The announcement could spell trouble for South Africa's ruling "tripartite" alliance, which has helped the ANC coast to victory in every elections since the end of white rule in 1994.
The ANC has entered each election with vital logistic and political support from the trade union umbrella group Cosatu - of which Numsa is the biggest member - and the Communist Party.
With more than 300,000 members, Numsa is an influential source of votes, cash and grass-roots organisation. Many members of Numsa are also members of the ANC.
Numsa also called for Cosatu to withdraw its support.

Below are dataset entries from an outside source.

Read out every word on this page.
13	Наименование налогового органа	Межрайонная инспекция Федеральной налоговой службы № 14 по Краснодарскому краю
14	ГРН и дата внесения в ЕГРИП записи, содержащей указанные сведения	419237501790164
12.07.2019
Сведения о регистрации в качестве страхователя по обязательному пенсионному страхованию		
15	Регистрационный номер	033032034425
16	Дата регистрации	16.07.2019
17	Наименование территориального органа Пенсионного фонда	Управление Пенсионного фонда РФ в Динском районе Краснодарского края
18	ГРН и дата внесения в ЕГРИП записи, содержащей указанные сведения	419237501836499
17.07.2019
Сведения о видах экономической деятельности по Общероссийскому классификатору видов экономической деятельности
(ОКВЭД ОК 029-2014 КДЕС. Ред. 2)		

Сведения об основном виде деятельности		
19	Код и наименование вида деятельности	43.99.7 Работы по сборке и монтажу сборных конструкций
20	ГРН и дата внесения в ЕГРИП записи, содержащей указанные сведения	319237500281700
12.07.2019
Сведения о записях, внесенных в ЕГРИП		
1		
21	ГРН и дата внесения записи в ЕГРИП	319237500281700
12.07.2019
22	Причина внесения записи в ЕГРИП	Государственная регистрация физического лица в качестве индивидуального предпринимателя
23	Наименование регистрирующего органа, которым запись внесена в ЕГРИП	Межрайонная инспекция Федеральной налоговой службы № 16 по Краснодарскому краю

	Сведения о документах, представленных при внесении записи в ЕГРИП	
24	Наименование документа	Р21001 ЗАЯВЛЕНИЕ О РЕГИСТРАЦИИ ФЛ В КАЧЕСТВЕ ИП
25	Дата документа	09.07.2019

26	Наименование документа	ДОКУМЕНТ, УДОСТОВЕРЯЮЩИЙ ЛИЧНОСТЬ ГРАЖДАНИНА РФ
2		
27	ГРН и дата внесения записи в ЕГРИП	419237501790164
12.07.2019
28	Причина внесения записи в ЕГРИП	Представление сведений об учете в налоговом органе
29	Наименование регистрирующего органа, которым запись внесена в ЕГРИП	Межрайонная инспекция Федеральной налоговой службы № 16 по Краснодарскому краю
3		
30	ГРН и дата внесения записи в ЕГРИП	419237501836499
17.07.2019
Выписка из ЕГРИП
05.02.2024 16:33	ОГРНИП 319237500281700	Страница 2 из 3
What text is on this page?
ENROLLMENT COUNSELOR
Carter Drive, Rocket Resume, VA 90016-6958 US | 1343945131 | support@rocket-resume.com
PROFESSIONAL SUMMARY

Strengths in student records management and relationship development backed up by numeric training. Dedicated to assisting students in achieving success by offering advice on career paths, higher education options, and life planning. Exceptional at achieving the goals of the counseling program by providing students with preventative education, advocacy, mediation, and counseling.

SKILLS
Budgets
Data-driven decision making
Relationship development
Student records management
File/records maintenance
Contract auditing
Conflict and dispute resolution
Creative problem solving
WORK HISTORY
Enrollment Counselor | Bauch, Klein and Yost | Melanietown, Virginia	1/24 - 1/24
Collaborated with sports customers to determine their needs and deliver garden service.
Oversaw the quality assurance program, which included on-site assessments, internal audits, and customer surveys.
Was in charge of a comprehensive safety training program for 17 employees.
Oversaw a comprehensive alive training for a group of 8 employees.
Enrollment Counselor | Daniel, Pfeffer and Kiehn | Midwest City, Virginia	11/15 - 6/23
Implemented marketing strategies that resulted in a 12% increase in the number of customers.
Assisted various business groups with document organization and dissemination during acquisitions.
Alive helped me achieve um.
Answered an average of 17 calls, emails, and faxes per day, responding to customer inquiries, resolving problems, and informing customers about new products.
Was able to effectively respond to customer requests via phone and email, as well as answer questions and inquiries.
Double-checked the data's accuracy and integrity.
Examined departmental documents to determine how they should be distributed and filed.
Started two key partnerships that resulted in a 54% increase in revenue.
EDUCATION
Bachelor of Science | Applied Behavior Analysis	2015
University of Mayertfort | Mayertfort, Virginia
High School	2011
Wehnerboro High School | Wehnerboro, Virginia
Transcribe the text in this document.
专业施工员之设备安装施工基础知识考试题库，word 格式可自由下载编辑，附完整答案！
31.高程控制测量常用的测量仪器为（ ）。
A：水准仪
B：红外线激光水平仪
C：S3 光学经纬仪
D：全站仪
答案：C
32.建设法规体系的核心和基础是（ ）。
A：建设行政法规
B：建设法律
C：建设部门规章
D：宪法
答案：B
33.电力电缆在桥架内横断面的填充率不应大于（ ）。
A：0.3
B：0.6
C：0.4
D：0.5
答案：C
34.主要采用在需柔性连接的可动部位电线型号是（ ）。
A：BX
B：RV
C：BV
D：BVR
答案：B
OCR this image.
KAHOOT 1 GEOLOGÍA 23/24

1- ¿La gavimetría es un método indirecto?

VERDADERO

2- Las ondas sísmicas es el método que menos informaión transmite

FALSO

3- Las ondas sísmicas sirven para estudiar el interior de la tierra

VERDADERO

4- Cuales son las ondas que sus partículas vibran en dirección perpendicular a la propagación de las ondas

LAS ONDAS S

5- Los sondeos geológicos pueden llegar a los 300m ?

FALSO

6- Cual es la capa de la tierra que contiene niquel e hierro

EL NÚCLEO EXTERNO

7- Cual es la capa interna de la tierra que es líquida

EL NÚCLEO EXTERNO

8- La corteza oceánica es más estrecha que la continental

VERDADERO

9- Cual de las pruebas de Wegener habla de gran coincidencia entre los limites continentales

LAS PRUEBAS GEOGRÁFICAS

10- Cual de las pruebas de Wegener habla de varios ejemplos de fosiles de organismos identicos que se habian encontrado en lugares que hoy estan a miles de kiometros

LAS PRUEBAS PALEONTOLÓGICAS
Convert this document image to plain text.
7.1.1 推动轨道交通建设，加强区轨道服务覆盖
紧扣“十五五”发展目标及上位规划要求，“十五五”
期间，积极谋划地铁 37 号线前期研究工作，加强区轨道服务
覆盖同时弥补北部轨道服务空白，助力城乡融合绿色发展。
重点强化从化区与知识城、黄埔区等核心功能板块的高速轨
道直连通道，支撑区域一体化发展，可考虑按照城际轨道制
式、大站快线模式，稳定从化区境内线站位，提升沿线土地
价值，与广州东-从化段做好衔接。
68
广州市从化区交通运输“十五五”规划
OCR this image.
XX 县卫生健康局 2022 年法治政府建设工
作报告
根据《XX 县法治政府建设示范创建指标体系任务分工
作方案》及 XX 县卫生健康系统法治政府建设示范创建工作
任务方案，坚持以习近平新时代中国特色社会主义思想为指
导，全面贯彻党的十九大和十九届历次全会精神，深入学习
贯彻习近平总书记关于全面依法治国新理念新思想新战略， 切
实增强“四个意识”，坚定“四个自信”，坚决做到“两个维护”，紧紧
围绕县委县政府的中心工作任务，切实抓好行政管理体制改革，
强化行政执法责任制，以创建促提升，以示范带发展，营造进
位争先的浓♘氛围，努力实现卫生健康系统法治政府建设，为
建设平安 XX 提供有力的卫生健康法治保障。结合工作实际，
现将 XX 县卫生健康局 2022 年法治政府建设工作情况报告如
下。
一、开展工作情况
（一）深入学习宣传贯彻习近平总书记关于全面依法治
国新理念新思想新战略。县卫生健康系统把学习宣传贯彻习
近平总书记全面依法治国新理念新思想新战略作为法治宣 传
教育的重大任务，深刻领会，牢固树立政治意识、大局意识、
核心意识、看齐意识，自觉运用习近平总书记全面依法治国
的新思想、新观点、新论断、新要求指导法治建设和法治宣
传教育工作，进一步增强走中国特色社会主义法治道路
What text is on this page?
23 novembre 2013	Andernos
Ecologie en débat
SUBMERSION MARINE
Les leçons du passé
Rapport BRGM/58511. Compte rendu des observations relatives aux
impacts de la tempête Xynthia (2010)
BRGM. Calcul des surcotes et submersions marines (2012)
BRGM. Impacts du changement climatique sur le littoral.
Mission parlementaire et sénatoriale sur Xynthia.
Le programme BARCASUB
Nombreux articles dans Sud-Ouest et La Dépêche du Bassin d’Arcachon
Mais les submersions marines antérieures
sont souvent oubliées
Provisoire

"The congress called on President Jacob Zuma to resign with immediate effect because of his administration's pursuit of neo-liberal policies... steeped in corruption, patronage and nepotism," Jim said.
He also floated the idea of establishing a new socialist party.
"The time for looking for an alternative has arrived," he told hundreds of cheering members at the end of a four-day congress.
The union also called for a parallel investigation into the police killing of 34 miners at Marikana, which is already being looked into by a government-appointed commission.